# Proving that max{0,f(x)} is convex if f is convex

• Nov 5th 2009, 05:16 AM
FOLOW11
Proving that max{0,f(x)} is convex if f is convex
Hi,

I am trying to prove the above argument and have this thus far:

Assume f(ax+(1-a)y)>=0. Then

max{0,f(ax+(1-a)y)}=f(ax+(1-a)y)<=af(x)+(1-a)f(y) since f is convex

I now need f(x)>=0 and f(y)>=0 so that

af(x)+(1-a)f(y)=amax{0,f(x)}+(1-a)max(0,f(y)}

but I don't know how to show that f(x)>=0 and f(y)>=0.

• Nov 5th 2009, 06:16 AM
Enrique2
Quote:

Originally Posted by FOLOW11
Hi,

I am trying to prove the above argument and have this thus far:

Assume f(ax+(1-a)y)>=0. Then

max{0,f(ax+(1-a)y)}=f(ax+(1-a)y)<=af(x)+(1-a)f(y) since f is convex

I now need f(x)>=0 and f(y)>=0 so that

af(x)+(1-a)f(y)=amax{0,f(x)}+(1-a)max(0,f(y)}

but I don't know how to show that f(x)>=0 and f(y)>=0.

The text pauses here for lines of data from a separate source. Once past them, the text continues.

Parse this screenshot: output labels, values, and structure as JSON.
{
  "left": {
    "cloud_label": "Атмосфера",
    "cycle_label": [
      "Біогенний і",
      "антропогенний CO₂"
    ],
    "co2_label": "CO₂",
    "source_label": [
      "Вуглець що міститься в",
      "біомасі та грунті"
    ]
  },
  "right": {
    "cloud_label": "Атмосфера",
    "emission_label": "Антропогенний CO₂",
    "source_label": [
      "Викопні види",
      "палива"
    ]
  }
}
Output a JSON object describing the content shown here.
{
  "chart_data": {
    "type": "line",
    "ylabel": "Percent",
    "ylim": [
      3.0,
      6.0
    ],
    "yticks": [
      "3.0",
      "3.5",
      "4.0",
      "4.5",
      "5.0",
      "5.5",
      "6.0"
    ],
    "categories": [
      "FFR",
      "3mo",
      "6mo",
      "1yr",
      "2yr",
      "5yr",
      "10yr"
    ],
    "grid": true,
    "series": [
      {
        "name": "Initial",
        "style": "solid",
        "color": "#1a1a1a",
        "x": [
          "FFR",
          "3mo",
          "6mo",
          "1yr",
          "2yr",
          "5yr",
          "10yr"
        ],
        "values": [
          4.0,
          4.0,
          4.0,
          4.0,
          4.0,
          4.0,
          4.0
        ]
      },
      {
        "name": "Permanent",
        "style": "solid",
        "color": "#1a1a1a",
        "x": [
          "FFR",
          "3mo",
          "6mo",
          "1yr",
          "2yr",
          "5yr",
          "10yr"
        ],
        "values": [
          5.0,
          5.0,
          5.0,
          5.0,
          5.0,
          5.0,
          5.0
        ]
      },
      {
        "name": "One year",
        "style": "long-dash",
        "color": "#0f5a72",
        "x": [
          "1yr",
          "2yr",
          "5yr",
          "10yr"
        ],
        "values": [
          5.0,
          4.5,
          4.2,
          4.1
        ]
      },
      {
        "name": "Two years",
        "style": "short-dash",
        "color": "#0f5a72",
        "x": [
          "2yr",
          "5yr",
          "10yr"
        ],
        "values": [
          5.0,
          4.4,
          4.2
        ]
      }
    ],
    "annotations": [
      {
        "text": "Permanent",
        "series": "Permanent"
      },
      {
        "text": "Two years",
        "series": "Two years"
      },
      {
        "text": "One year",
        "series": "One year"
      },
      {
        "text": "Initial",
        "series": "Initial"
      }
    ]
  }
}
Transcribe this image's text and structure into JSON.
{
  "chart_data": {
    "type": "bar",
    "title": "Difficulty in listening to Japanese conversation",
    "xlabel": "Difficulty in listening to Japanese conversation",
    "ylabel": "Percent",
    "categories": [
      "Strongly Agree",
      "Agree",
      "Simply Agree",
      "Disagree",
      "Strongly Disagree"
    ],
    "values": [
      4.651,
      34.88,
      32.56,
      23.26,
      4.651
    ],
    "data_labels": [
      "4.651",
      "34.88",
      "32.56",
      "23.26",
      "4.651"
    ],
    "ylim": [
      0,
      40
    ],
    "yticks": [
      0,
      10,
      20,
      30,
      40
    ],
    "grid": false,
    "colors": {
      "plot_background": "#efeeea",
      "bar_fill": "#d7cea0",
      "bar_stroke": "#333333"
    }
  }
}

You only need to use $f(x)\leq max\{0,f(x)\}$ for all $x$, and apply this to the inequality that you have already got. If $f(ax+(1-a)y) <0$ then clearly 0=max{0,f(ax+(1-a)y)} is smaller or equal than the convex combination of two positive or 0 numbers.